Ok. Will be __le64. I will also fix other instances in this file.

>
>> > > +	__u16			reserved0[3];
>> >
>> > What does the reserved fields do?
>>
>> To keep same layout with the hypervisor. Because the structure will be
>> passed to hypervisor directly.
>>
>> >
>> > Is there a pointer to a public document for all of these structures
>> > somewhere?
>>
>> Unfortunately, no. I have added some documents for some strutures
>> in the code via kernel-doc format.
>
>Is this not the hypervisor that this code is for:
>	https://projectacrn.org/
>?
>
>If not, what is this thing?
>
>If so, how is there not documentation for it?

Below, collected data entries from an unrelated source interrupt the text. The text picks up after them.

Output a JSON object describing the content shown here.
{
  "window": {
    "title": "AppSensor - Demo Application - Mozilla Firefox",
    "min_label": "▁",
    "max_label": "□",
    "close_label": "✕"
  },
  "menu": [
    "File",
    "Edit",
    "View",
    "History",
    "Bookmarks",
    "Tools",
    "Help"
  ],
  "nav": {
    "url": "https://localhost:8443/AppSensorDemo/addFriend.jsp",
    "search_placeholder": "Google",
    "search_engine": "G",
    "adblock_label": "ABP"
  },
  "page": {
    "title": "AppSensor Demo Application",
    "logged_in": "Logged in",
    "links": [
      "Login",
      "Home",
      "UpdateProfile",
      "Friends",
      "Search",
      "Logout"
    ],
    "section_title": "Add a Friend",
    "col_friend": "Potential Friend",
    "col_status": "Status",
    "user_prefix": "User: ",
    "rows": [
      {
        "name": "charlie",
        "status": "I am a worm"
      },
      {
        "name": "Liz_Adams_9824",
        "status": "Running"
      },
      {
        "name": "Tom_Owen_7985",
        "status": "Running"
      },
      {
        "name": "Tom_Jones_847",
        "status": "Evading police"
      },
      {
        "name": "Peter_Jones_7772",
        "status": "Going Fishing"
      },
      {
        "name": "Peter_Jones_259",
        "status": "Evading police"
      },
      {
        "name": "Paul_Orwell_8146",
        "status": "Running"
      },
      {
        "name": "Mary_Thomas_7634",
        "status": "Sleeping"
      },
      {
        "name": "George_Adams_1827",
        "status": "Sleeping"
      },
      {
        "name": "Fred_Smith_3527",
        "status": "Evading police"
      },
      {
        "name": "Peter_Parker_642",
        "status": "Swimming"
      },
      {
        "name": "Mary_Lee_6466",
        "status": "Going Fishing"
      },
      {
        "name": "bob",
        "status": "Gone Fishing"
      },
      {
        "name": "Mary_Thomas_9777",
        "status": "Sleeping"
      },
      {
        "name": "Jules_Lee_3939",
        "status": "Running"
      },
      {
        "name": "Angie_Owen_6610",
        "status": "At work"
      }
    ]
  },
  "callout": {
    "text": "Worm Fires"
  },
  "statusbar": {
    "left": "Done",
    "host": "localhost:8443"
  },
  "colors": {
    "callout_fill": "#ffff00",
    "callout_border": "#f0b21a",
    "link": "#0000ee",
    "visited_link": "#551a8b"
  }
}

Oh, yes. We have the structures documentation on the website. Pls refer
https://projectacrn.github.io/latest/api/hypercall_api.html#
I meant that some fields of structures might be lack of explanation.

>
>> > > +	struct acrn_regs	vcpu_regs;
>> > > +} __attribute__((aligned(8)));
>> >
>> > What does the alignment do here?
>>
>> The hypervisor wants to access aligned data block to improve the
>> efficiency. Currently, the hypervisor only runs on x86_64 platform.
>
>That's nice, but what do you think that adding this attribute to a
>structure provides you?  Have you tested this really is doing what you
>think it is doing?

It could make the compiler put the data structure at aligned address.
In the kernel the structures are almost from kmalloc, so the attribute
might be not meaningful. But in the hypervisor, there are many such data
structures in stack or in static pool, this attribute can make sure the
data structures are located at the aligned address.